Troppo sale provoca danni alla salute: occhio alle giuste dosi e alle alternative

Il comune sale da cucina, cloruro di sodio, contiene in 0,4 gr di sodio per grammo di sale. Bisogna sapere che noi eliminiamo ogni giorno, in condizioni normali di vita, da 0,1 a 0,6 gr di sodio che vanno perciò reintegrati con l’alimentazione. L’OMS (Organizzazione mondiale di Sanità) consiglia di assumere non più di 5 gr giornalieri di sale da cucina (un cucchiaino da tè) pari a 2 gr di sodio, eventualmente da aumentare se sudiamo intensamente o se perdiamo liquidi per disturbi gastrointestinali.

In realtà si è visto che siamo abituati a consumare in media 10 gr di sodio al dì, quindi almeno il doppio del necessario e, considerando che la quota più importante di sale proviene da fonti nascoste, diventa essenziale conoscere queste fonti per poterne ridurre il consumo. Pane, salumi, dadi da brodo, olio da tavola, cereali per colazione, salse pronte come senape, ketchup, maionese, salsa di soia, formaggi freschi e stagionati, biscotti dolci, brioche e merendine, tonno sott’olio e altri cibi in scatola sono ad alto contenuto di sale.

Cosa può provocare alla nostra salute questo eccesso di sale? È dimostrato che in popolazioni che usano meno sale la pressione arteriosa è più bassa ed è minore il rischio di ictus, infarto, scompenso cardiaco, insufficienza renale, soprattutto nelle persone geneticamente predisposte. Chi ha genitori o fratelli affetti da una di queste patologie dovrebbe prestare ancora più attenzione a non superare le quantità di sale raccomandate. Inoltre l’eccesso di sale nella dieta è stato messo anche in relazione con un aumento del cancro dello stomaco e dell’osteoporosi (si assume troppo sodio e si perde calcio dalle ossa). L’alimentazione dei bambini nei primi anni di vita dovrebbe essere povera di sodio perché un eccesso predispone all’ipertensione dell’adulto.
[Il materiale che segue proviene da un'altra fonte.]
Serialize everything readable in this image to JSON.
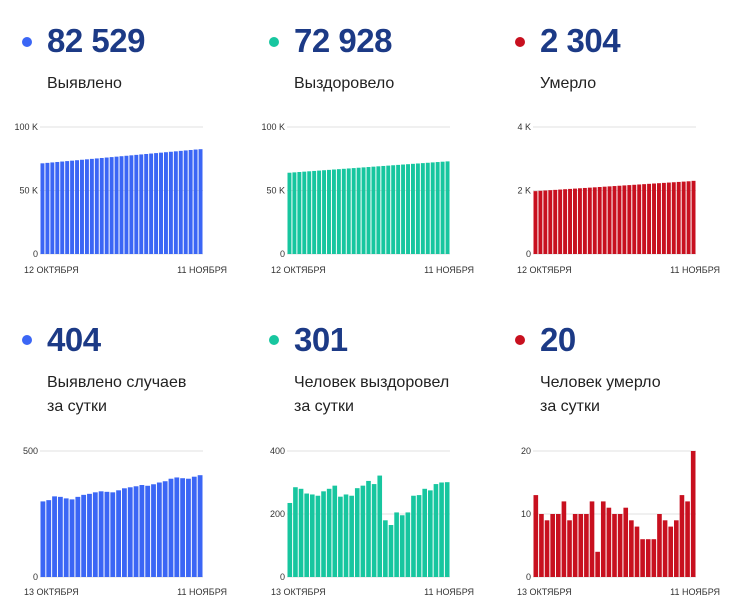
{
  "panels": [
    {
      "value": "82 529",
      "label_lines": [
        "Выявлено"
      ],
      "color": "#3b66f5",
      "chart_data": {
        "type": "bar",
        "x_start_label": "12 ОКТЯБРЯ",
        "x_end_label": "11 НОЯБРЯ",
        "yticks": [
          0,
          50000,
          100000
        ],
        "ytick_labels": [
          "0",
          "50 K",
          "100 K"
        ],
        "ylim": [
          0,
          100000
        ],
        "values": [
          71400,
          71750,
          72100,
          72450,
          72800,
          73150,
          73500,
          73850,
          74200,
          74550,
          74900,
          75250,
          75600,
          75950,
          76300,
          76650,
          77000,
          77350,
          77700,
          78050,
          78400,
          78750,
          79100,
          79450,
          79800,
          80150,
          80500,
          80850,
          81200,
          81550,
          81900,
          82250,
          82529
        ]
      }
    },
    {
      "value": "72 928",
      "label_lines": [
        "Выздоровело"
      ],
      "color": "#17c69f",
      "chart_data": {
        "type": "bar",
        "x_start_label": "12 ОКТЯБРЯ",
        "x_end_label": "11 НОЯБРЯ",
        "yticks": [
          0,
          50000,
          100000
        ],
        "ytick_labels": [
          "0",
          "50 K",
          "100 K"
        ],
        "ylim": [
          0,
          100000
        ],
        "values": [
          64000,
          64280,
          64560,
          64840,
          65120,
          65400,
          65680,
          65960,
          66240,
          66520,
          66800,
          67080,
          67360,
          67640,
          67920,
          68200,
          68480,
          68760,
          69040,
          69320,
          69600,
          69880,
          70160,
          70440,
          70720,
          71000,
          71280,
          71560,
          71840,
          72120,
          72400,
          72670,
          72928
        ]
      }
    },
    {
      "value": "2 304",
      "label_lines": [
        "Умерло"
      ],
      "color": "#c8101f",
      "chart_data": {
        "type": "bar",
        "x_start_label": "12 ОКТЯБРЯ",
        "x_end_label": "11 НОЯБРЯ",
        "yticks": [
          0,
          2000,
          4000
        ],
        "ytick_labels": [
          "0",
          "2 K",
          "4 K"
        ],
        "ylim": [
          0,
          4000
        ],
        "values": [
          1980,
          1990,
          2000,
          2010,
          2020,
          2030,
          2040,
          2050,
          2060,
          2070,
          2080,
          2090,
          2100,
          2110,
          2120,
          2130,
          2140,
          2150,
          2160,
          2170,
          2180,
          2190,
          2200,
          2210,
          2220,
          2230,
          2240,
          2250,
          2260,
          2270,
          2280,
          2290,
          2304
        ]
      }
    },
    {
      "value": "404",
      "label_lines": [
        "Выявлено случаев",
        "за сутки"
      ],
      "color": "#3b66f5",
      "chart_data": {
        "type": "bar",
        "x_start_label": "13 ОКТЯБРЯ",
        "x_end_label": "11 НОЯБРЯ",
        "yticks": [
          0,
          500
        ],
        "ytick_labels": [
          "0",
          "500"
        ],
        "ylim": [
          0,
          500
        ],
        "values": [
          300,
          305,
          320,
          318,
          312,
          308,
          318,
          326,
          330,
          336,
          340,
          338,
          336,
          344,
          352,
          356,
          360,
          365,
          362,
          368,
          375,
          380,
          390,
          395,
          392,
          390,
          398,
          404
        ]
      }
    },
    {
      "value": "301",
      "label_lines": [
        "Человек выздоровел",
        "за сутки"
      ],
      "color": "#17c69f",
      "chart_data": {
        "type": "bar",
        "x_start_label": "13 ОКТЯБРЯ",
        "x_end_label": "11 НОЯБРЯ",
        "yticks": [
          0,
          200,
          400
        ],
        "ytick_labels": [
          "0",
          "200",
          "400"
        ],
        "ylim": [
          0,
          400
        ],
        "values": [
          235,
          285,
          280,
          265,
          262,
          258,
          272,
          280,
          290,
          255,
          262,
          258,
          282,
          290,
          305,
          295,
          322,
          180,
          165,
          205,
          196,
          205,
          258,
          260,
          280,
          275,
          295,
          300,
          301
        ]
      }
    },
    {
      "value": "20",
      "label_lines": [
        "Человек умерло",
        "за сутки"
      ],
      "color": "#c8101f",
      "chart_data": {
        "type": "bar",
        "x_start_label": "13 ОКТЯБРЯ",
        "x_end_label": "11 НОЯБРЯ",
        "yticks": [
          0,
          10,
          20
        ],
        "ytick_labels": [
          "0",
          "10",
          "20"
        ],
        "ylim": [
          0,
          20
        ],
        "values": [
          13,
          10,
          9,
          10,
          10,
          12,
          9,
          10,
          10,
          10,
          12,
          4,
          12,
          11,
          10,
          10,
          11,
          9,
          8,
          6,
          6,
          6,
          10,
          9,
          8,
          9,
          13,
          12,
          20
        ]
      }
    }
  ]
}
E allora come possiamo ridurre il consumo di sale? Non è difficile, soprattutto se la riduzione avviene gradualmente. Il palato in poche settimane si abitua a cibi meno salati, trovandoli ugualmente saporiti. Le spezie e le erbe aromatiche possono insaporire gli alimenti in modo gradevole e il succo di limone e l’aceto possono agire come esaltatori di sapidità. Inoltre è bene usare sempre sale iodato che serve a prevenire alcune malattie della tiroide. C’è poi il sale dietetico, a volte utilizzato dagli ipertesi al posto del sale da cucina, che sostituisce parte del cloruro di sodio con del cloruro di potassio; ma un eccesso di potassio può essere dannoso per i cardiopatici e per chi soffre di malattie renali, quindi il sale dietetico deve essere assunto solo su consiglio del medico.

In Italia il ministero della Salute ha siglato un accordo con i panificatori per la riduzione del contenuto di sale nel pane del 15% in 4 anni.

Dobbiamo ricordare sempre che:

- il sodio contenuto allo stato naturale negli alimenti (acqua, frutta, verdura, carne, ecc.) rappresenta appena il 10% dell’apporto totale;

- il sodio contenuto nel sale aggiunto nella cucina casalinga o a tavola rappresenta in media il 35% dell’assunzione totale;

- il sodio contenuto nei prodotti trasformati (artigianali e industriali) nonché nei consumi fuori casa è pari a circa il 55% dell’apporto totale.